When I came across Christian anarchism as a tendency in the workers' movement I soon heard about the Children of God (Kinderen Gods, in Frisian: Berne fan God), somewhere in the peat-moor areas of Frisia. An area forgotten by official history. Ideological class warfare at university level these days comes with the story that peat workers were not really all that poor after all. Of course they would say that, since the socialist and anarchist movements were born in that part of the Netherlands, and socialism did not happen, apart from Stalin's Gulag, everyone should know that by now.
Socialism means: no Coke or hamburgers and long queues for clothes without logo - repeat after me - and it was defeated by the United States of America.

So the peat workers are left aside, being declared not even poor and rebellious after all.
Yet they were. And the area is still the poorest of the Netherlands, the riches made by digging up the soil and selling it as a fuel went somewhere else. And the Children of God were doomed to even more oblivion than the socialist and anarchist movement.

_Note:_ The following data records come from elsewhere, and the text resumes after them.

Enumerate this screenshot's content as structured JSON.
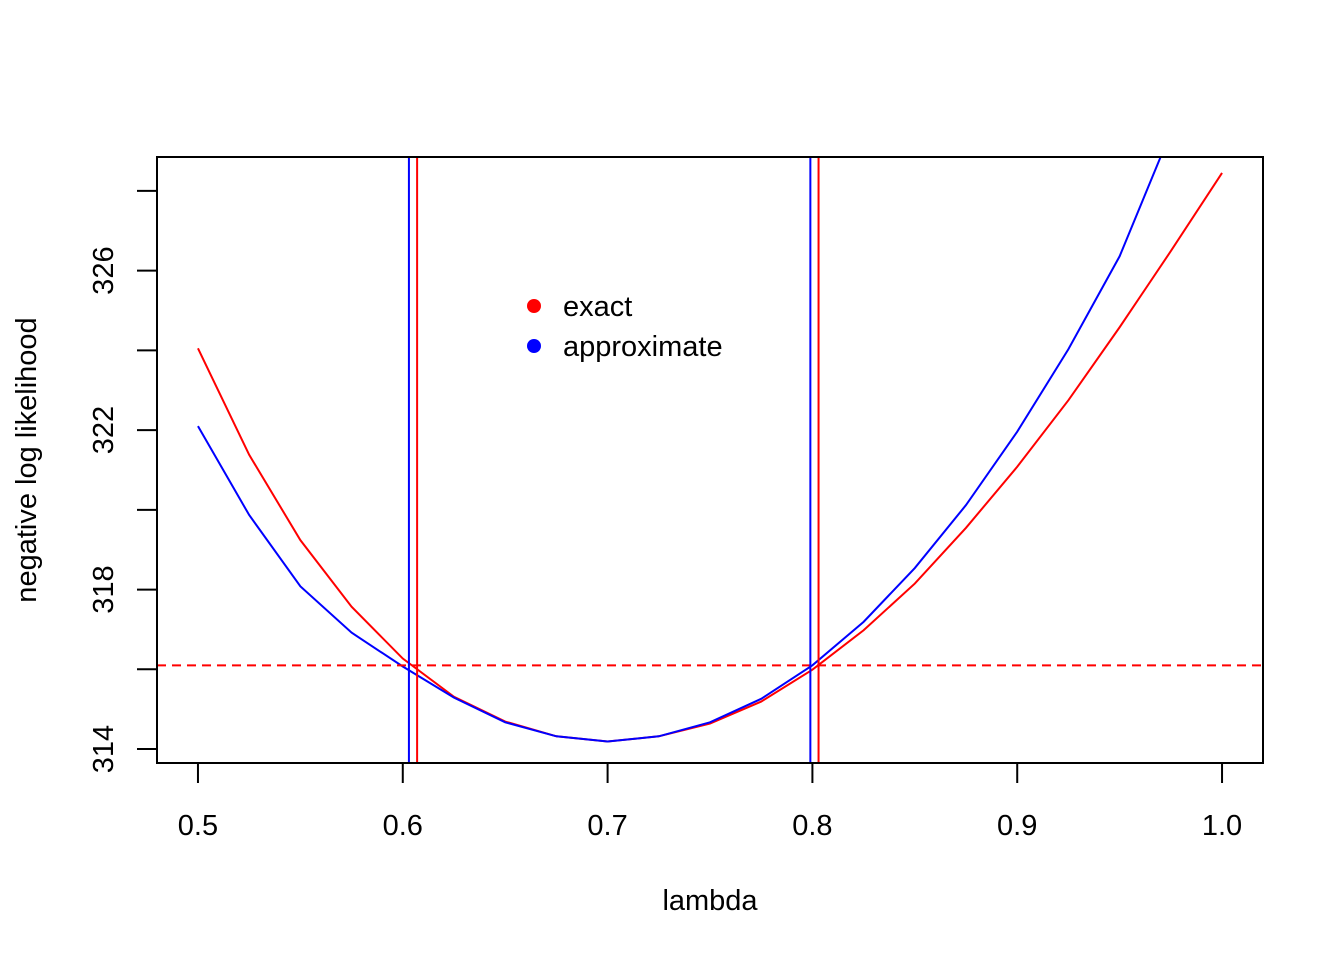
{
  "chart_data": {
    "type": "line",
    "title": "",
    "xlabel": "lambda",
    "ylabel": "negative log likelihood",
    "xlim": [
      0.48,
      1.02
    ],
    "ylim": [
      313.65,
      328.85
    ],
    "xticks": [
      0.5,
      0.6,
      0.7,
      0.8,
      0.9,
      1.0
    ],
    "xtick_labels": [
      "0.5",
      "0.6",
      "0.7",
      "0.8",
      "0.9",
      "1.0"
    ],
    "yticks": [
      314,
      316,
      318,
      320,
      322,
      324,
      326,
      328
    ],
    "ytick_labels": [
      "314",
      "",
      "318",
      "",
      "322",
      "",
      "326",
      ""
    ],
    "grid": false,
    "legend": {
      "position": "top-left-center",
      "entries": [
        {
          "label": "exact",
          "color": "#ff0000"
        },
        {
          "label": "approximate",
          "color": "#0000ff"
        }
      ]
    },
    "series": [
      {
        "name": "exact",
        "color": "#ff0000",
        "x": [
          0.5,
          0.525,
          0.55,
          0.575,
          0.6,
          0.625,
          0.65,
          0.675,
          0.7,
          0.725,
          0.75,
          0.775,
          0.8,
          0.825,
          0.85,
          0.875,
          0.9,
          0.925,
          0.95,
          0.975,
          1.0
        ],
        "y": [
          324.05,
          321.38,
          319.24,
          317.57,
          316.27,
          315.31,
          314.69,
          314.32,
          314.19,
          314.32,
          314.64,
          315.19,
          315.99,
          316.98,
          318.15,
          319.55,
          321.08,
          322.75,
          324.58,
          326.49,
          328.45
        ]
      },
      {
        "name": "approximate",
        "color": "#0000ff",
        "x": [
          0.5,
          0.525,
          0.55,
          0.575,
          0.6,
          0.625,
          0.65,
          0.675,
          0.7,
          0.725,
          0.75,
          0.775,
          0.8,
          0.825,
          0.85,
          0.875,
          0.9,
          0.925,
          0.95,
          0.97
        ],
        "y": [
          322.1,
          319.87,
          318.08,
          316.92,
          316.07,
          315.29,
          314.67,
          314.32,
          314.19,
          314.32,
          314.67,
          315.26,
          316.1,
          317.19,
          318.54,
          320.12,
          321.96,
          324.03,
          326.36,
          328.85
        ]
      }
    ],
    "hlines": [
      {
        "y": 316.1,
        "color": "#ff0000",
        "style": "dashed"
      }
    ],
    "vlines": [
      {
        "x": 0.603,
        "color": "#0000ff"
      },
      {
        "x": 0.607,
        "color": "#ff0000"
      },
      {
        "x": 0.799,
        "color": "#0000ff"
      },
      {
        "x": 0.803,
        "color": "#ff0000"
      }
    ]
  }
}
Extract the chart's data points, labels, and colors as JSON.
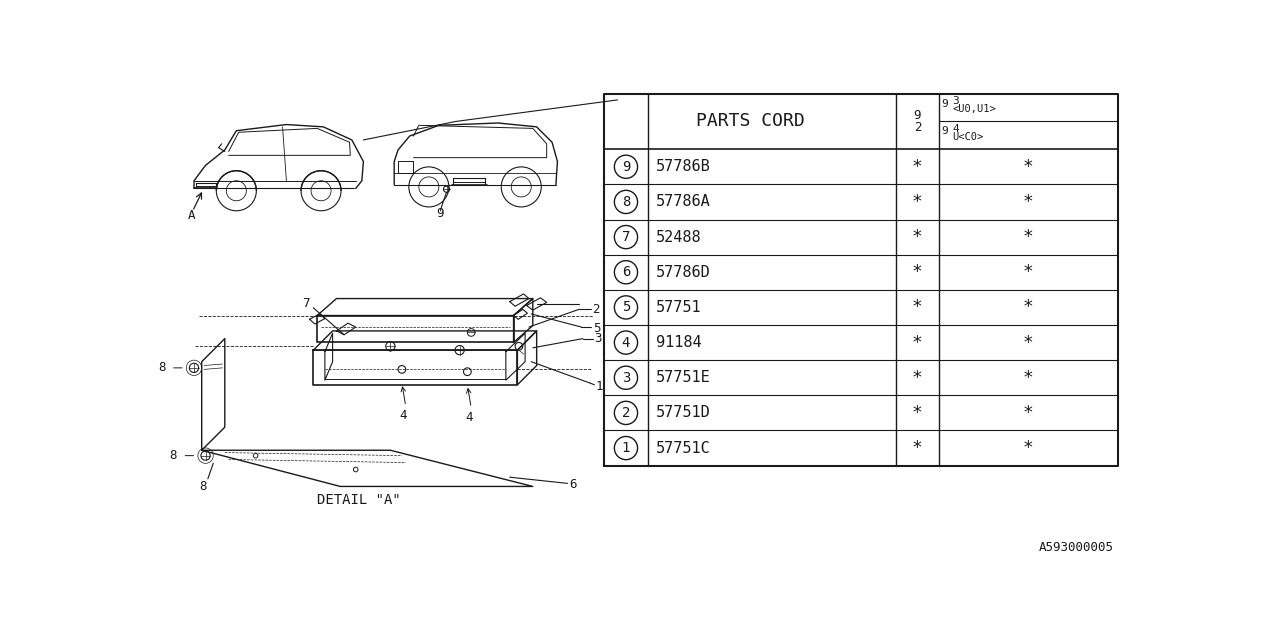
{
  "bg_color": "#ffffff",
  "line_color": "#1a1a1a",
  "fig_width": 12.8,
  "fig_height": 6.4,
  "title": "PARTS CORD",
  "rows": [
    {
      "num": "1",
      "code": "57751C"
    },
    {
      "num": "2",
      "code": "57751D"
    },
    {
      "num": "3",
      "code": "57751E"
    },
    {
      "num": "4",
      "code": "91184"
    },
    {
      "num": "5",
      "code": "57751"
    },
    {
      "num": "6",
      "code": "57786D"
    },
    {
      "num": "7",
      "code": "52488"
    },
    {
      "num": "8",
      "code": "57786A"
    },
    {
      "num": "9",
      "code": "57786B"
    }
  ],
  "footer_text": "A593000005"
}
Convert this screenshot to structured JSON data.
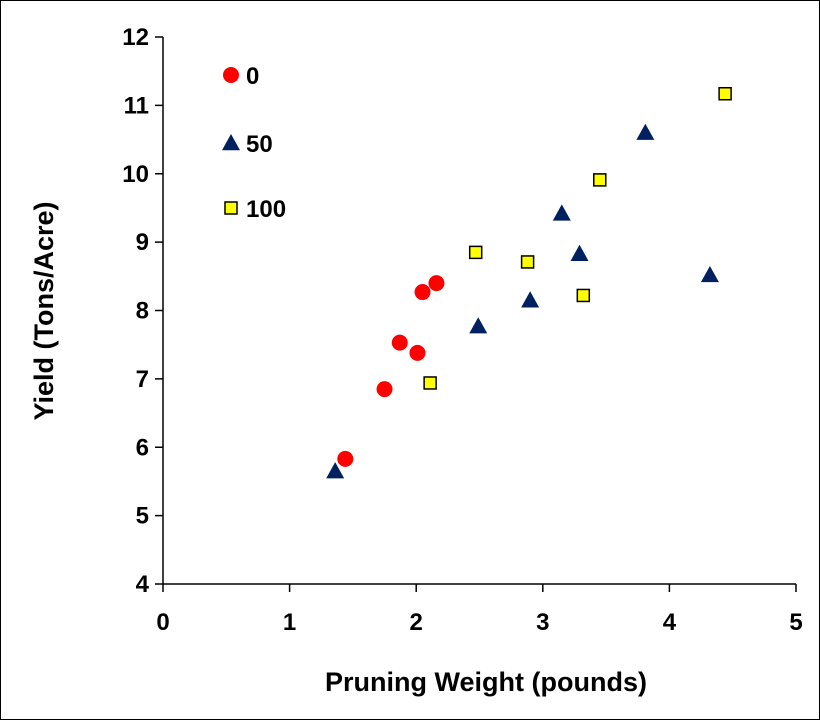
{
  "chart_data": {
    "type": "scatter",
    "title": "",
    "xlabel": "Pruning Weight (pounds)",
    "ylabel": "Yield (Tons/Acre)",
    "xlim": [
      0,
      5
    ],
    "ylim": [
      4,
      12
    ],
    "xticks": [
      "0",
      "1",
      "2",
      "3",
      "4",
      "5"
    ],
    "yticks": [
      "4",
      "5",
      "6",
      "7",
      "8",
      "9",
      "10",
      "11",
      "12"
    ],
    "grid": false,
    "legend_position": "top-left",
    "series": [
      {
        "name": "0",
        "marker": "circle",
        "color": "#ff0000",
        "points": [
          {
            "x": 1.44,
            "y": 5.83
          },
          {
            "x": 1.75,
            "y": 6.85
          },
          {
            "x": 1.87,
            "y": 7.53
          },
          {
            "x": 2.01,
            "y": 7.38
          },
          {
            "x": 2.05,
            "y": 8.27
          },
          {
            "x": 2.16,
            "y": 8.4
          }
        ]
      },
      {
        "name": "50",
        "marker": "triangle",
        "color": "#002060",
        "points": [
          {
            "x": 1.36,
            "y": 5.65
          },
          {
            "x": 2.49,
            "y": 7.77
          },
          {
            "x": 2.9,
            "y": 8.15
          },
          {
            "x": 3.15,
            "y": 9.42
          },
          {
            "x": 3.29,
            "y": 8.83
          },
          {
            "x": 3.81,
            "y": 10.6
          },
          {
            "x": 4.32,
            "y": 8.52
          }
        ]
      },
      {
        "name": "100",
        "marker": "square",
        "color": "#ffff00",
        "points": [
          {
            "x": 2.11,
            "y": 6.94
          },
          {
            "x": 2.47,
            "y": 8.85
          },
          {
            "x": 2.88,
            "y": 8.71
          },
          {
            "x": 3.32,
            "y": 8.22
          },
          {
            "x": 3.45,
            "y": 9.91
          },
          {
            "x": 4.44,
            "y": 11.17
          }
        ]
      }
    ]
  }
}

Then two years ago I decided to gather what scarce sources there were to be found and write about the Children of God as precursors of the Christian anarchist movement. Since the peat workers cherished their own mystic preacher who said that there is only freedom to be had in real lived-through love of God the idea of their being forerunners seemed appropriate.
I gave them a mention in my article in the reader Religious anarchism. I wrote about them in the Annual on Anarchism (Jaarboek Anarchisme) and put the article on the net.
I pinched the only biographical article on the aforementioned preacher and put it on my own portrait gallery [a project under construction].

Yesterday I found a comment to this article by someone who thanks me for putting information on the net about her "well-known" ancestor. "Well-known" may be taken with a pinch of salt. A bit puzzled by her reaction I put the name of the preacher in the search engine and found I had inspired someone to write a Wikipedia-lemma in Frisian on the preacher, Marten Jans van Houten, which specifically quotes my article on the scarcity of sources.

Sources may be scarce, but stories may be told and live on, and whatever sources there are should be brought to the light and to life to remind the downtrodden and seemingly voiceless that they have had a voice all along.
Knowing to be part of this effort is my joy and my payment (I never got to work at a university - they have Business to be studied, not working class people).
A story I wanted to tell this day, First of May 2010.

Illustration: typical Frisian bell-cage in De Wilp, the village where Van Houten preached. His church has been torn down.